Invoke the instance with the boto3 library providing the parameters for the custom image AMI, Instance type, key-pair, subnet, and instance profile, all defined by Terraform environment variables. Optionally, set the Volume size to 50GB from the default 8GB for larger files.

instance = ec2.run_instances(
        ImageId=AMI,
        InstanceType=INSTANCE_TYPE,
        KeyName=KEY_NAME,
        SubnetId=SUBNET_ID,
        MaxCount=1,
        MinCount=1,
        InstanceInitiatedShutdownBehavior="terminate",
        UserData=init_script,
        IamInstanceProfile={"Arn": INSTANCE_PROFILE},
        BlockDeviceMappings=[{"DeviceName": "/dev/xvda", "Ebs": {"VolumeSize": 50}}],
    )

Conclusion

After deploying to AWS, Terraform will have created a Lambda that invokes an EC2 instance running the script passed to it during its creation.

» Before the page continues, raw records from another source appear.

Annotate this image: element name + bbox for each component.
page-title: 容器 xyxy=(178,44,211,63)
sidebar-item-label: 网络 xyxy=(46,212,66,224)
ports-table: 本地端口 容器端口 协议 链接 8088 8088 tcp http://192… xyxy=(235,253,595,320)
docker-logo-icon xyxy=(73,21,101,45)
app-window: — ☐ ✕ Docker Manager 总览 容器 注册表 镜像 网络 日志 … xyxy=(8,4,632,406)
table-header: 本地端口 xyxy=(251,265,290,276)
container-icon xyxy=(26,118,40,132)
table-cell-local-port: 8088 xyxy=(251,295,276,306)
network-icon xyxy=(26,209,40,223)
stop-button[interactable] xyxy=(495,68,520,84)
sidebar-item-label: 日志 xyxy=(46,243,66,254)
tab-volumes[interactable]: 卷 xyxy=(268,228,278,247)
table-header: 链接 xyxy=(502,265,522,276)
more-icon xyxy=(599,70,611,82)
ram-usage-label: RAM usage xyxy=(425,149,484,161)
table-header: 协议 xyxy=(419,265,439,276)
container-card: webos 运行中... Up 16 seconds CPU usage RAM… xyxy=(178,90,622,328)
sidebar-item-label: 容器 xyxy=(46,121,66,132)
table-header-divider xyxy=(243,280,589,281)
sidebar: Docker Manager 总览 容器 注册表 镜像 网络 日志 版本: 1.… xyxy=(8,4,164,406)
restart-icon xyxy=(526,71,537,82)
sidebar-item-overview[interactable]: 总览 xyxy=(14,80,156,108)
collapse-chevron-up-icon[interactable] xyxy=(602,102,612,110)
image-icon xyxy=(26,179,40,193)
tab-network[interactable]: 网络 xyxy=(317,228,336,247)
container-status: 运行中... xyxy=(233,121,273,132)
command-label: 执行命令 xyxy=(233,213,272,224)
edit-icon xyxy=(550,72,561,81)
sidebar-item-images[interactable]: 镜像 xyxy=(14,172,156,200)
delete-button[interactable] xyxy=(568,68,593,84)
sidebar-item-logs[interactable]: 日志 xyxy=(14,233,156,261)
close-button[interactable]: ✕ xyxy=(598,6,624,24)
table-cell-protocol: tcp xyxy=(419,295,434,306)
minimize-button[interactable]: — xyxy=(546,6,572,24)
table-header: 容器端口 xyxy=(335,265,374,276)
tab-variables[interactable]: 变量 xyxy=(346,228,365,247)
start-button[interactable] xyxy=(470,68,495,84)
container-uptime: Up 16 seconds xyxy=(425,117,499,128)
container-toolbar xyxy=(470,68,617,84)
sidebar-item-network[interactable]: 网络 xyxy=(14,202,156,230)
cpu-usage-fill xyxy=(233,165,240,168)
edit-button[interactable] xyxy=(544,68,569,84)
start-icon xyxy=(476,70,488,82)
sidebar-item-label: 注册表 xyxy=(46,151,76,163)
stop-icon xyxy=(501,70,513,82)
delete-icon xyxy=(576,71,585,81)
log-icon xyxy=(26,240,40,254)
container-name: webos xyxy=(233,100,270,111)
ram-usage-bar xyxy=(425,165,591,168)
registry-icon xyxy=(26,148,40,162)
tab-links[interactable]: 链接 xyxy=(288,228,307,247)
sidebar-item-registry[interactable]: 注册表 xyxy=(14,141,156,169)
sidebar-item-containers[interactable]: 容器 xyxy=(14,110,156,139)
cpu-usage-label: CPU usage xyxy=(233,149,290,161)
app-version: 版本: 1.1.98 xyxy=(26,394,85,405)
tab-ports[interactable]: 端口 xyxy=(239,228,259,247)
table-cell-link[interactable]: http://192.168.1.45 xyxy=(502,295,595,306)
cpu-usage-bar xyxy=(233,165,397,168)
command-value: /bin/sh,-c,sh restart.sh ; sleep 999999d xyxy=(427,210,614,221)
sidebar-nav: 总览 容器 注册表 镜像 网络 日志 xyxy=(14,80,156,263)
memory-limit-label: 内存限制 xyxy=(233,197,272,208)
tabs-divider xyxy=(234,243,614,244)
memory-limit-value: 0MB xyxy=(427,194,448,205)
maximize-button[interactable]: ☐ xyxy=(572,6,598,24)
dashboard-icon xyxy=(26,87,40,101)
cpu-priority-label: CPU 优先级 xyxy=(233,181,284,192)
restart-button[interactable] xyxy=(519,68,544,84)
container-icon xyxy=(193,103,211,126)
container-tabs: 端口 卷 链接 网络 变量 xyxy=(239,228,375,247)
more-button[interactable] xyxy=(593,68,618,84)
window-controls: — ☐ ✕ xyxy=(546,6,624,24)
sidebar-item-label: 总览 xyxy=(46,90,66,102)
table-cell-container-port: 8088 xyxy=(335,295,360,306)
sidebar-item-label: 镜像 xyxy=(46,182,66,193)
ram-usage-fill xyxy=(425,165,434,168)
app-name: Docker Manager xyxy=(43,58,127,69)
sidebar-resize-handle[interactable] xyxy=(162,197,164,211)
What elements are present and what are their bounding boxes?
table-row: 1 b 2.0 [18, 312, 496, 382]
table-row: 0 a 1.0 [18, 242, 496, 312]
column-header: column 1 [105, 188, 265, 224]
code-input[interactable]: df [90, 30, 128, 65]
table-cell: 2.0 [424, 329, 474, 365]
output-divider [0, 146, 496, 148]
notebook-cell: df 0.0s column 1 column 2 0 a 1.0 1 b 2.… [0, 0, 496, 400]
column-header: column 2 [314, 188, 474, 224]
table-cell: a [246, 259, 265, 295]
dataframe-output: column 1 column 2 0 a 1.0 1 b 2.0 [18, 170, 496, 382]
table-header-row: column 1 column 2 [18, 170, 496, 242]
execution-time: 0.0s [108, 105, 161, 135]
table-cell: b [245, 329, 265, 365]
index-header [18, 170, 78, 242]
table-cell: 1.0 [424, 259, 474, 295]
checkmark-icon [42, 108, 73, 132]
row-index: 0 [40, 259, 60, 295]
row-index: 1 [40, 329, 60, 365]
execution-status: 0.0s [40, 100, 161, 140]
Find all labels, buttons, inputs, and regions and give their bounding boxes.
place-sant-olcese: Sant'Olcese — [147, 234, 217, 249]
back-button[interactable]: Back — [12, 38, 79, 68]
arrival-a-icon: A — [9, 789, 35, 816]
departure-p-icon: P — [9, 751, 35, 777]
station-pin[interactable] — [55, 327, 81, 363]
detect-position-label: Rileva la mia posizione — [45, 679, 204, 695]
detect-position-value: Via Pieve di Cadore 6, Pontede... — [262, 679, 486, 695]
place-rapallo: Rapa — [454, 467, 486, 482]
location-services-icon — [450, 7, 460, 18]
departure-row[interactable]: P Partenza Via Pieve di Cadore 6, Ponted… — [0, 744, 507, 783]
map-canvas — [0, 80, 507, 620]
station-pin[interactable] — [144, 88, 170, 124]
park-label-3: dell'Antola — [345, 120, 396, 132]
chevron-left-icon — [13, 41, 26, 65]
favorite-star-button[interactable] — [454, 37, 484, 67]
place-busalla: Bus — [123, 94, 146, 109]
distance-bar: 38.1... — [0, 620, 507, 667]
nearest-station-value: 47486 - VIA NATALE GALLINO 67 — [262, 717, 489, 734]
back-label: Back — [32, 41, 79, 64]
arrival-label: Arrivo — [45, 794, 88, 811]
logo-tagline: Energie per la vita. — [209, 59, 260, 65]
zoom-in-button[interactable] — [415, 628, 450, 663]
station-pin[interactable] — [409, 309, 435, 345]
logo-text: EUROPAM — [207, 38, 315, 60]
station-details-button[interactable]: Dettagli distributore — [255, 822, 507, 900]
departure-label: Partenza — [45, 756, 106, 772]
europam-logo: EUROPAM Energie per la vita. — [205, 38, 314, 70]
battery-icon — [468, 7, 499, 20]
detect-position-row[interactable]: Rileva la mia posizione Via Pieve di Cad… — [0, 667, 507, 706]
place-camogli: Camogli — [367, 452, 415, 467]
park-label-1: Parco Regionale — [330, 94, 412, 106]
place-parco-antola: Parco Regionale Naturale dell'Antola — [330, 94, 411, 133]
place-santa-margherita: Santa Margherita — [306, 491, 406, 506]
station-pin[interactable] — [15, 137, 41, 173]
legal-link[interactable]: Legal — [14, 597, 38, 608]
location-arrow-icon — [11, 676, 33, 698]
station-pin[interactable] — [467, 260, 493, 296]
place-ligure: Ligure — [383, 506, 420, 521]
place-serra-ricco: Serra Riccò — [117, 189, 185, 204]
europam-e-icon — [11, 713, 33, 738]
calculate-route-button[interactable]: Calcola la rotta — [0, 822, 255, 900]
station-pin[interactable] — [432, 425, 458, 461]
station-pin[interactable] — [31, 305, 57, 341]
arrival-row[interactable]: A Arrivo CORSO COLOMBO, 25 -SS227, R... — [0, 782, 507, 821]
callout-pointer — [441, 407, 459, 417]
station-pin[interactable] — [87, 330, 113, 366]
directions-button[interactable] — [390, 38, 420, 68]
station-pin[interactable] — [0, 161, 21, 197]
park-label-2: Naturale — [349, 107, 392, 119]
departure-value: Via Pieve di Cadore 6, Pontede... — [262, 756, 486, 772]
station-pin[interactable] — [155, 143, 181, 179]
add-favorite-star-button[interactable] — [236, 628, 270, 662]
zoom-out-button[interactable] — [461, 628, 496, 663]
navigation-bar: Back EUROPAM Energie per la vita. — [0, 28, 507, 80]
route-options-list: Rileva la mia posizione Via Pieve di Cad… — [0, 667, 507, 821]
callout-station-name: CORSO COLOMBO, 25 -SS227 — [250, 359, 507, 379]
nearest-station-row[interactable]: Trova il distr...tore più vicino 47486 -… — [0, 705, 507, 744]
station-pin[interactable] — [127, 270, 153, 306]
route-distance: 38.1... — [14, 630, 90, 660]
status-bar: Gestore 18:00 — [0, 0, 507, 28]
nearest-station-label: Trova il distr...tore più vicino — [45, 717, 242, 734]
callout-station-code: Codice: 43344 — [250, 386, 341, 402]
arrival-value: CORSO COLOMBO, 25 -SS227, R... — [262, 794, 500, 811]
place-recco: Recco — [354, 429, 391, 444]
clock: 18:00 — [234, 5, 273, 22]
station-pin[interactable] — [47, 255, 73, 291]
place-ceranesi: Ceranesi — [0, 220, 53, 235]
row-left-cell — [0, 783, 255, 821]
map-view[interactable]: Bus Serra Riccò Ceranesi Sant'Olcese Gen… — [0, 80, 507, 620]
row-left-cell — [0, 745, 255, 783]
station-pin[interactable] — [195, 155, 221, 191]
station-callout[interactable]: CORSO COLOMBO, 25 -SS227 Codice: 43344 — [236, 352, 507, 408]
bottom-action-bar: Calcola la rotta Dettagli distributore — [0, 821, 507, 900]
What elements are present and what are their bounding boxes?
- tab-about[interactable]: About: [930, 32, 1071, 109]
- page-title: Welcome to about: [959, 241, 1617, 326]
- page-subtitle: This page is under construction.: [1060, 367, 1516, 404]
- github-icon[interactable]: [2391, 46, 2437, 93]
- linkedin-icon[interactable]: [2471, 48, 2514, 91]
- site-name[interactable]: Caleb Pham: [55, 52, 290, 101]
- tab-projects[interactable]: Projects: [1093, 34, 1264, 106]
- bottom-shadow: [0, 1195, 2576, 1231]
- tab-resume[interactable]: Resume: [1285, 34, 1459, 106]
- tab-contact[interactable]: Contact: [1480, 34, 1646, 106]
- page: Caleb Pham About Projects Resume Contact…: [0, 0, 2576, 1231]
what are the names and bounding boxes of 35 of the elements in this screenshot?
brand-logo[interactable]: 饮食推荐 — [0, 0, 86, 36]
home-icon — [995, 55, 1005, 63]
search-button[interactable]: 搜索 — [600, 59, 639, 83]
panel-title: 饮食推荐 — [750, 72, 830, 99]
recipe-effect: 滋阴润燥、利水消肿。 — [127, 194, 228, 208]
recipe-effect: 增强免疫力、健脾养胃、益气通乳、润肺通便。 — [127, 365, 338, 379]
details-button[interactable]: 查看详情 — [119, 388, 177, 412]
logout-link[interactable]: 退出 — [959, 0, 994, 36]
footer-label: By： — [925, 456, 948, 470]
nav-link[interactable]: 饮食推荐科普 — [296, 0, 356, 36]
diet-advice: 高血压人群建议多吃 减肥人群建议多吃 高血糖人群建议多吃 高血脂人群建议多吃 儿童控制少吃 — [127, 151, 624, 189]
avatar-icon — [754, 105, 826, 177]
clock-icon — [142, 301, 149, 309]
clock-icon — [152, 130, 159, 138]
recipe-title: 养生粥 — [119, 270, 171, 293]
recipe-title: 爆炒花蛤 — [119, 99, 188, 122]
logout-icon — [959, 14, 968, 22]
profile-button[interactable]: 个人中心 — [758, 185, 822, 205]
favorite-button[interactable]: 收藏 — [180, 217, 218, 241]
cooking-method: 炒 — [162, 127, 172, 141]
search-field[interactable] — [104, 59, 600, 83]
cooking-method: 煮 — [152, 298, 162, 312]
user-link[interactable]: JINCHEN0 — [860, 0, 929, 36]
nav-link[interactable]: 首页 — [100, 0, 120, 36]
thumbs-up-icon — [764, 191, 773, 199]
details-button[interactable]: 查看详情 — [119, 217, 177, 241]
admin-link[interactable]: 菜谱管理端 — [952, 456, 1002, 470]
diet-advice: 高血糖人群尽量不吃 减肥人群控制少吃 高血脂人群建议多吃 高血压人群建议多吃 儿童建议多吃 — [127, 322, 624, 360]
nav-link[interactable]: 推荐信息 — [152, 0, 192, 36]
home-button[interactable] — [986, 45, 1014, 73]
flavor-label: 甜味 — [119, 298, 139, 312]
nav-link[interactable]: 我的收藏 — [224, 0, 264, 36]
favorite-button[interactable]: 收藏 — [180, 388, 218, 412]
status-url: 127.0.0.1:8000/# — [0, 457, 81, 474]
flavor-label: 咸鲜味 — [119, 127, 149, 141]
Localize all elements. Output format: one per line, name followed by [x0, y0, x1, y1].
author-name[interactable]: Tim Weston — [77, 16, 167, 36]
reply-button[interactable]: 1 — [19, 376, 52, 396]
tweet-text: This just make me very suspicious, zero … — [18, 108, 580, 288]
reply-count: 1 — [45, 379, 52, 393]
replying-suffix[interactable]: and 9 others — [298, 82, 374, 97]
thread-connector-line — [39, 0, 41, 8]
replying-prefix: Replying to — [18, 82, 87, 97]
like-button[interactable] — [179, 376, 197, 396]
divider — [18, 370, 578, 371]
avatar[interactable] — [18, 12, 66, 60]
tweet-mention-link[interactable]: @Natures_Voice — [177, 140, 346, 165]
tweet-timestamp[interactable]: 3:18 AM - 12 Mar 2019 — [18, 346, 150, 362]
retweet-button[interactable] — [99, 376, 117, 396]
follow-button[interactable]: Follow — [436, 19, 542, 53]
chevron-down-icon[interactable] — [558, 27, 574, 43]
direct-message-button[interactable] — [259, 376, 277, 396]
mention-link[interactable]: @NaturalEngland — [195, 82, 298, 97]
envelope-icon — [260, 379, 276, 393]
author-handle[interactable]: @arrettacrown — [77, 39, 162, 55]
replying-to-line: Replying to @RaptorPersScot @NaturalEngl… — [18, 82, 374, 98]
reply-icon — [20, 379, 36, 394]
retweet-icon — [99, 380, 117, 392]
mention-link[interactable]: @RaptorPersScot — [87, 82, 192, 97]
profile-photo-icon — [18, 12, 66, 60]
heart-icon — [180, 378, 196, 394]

Triggering the Lambda function to invoke the custom instance can be done from a DynamoDB Stream update, scheduled timer, or even another Lambda function. This provides flexibility on how and when the instance is called.

Ultimately, this solution provides a flexible means of downloading files from an FTP server. Changes to the Lambda invoking the instance could include separating the file list to create several more minor instances to run simultaneously, moving more files faster to the AWS S3 bucket. This greatly depends on the client’s needs and the cost of operating the AWS services.

Changes can also be made to the script downloading the files. One option would be to use more robust FTP libraries than the built-in provided python library. Larger files may require more effort as FTP servers can timeout when network latency and file sizes come into play. Python’s FTPlib does not auto-reconnect, nor does it keep track of incomplete file downloads.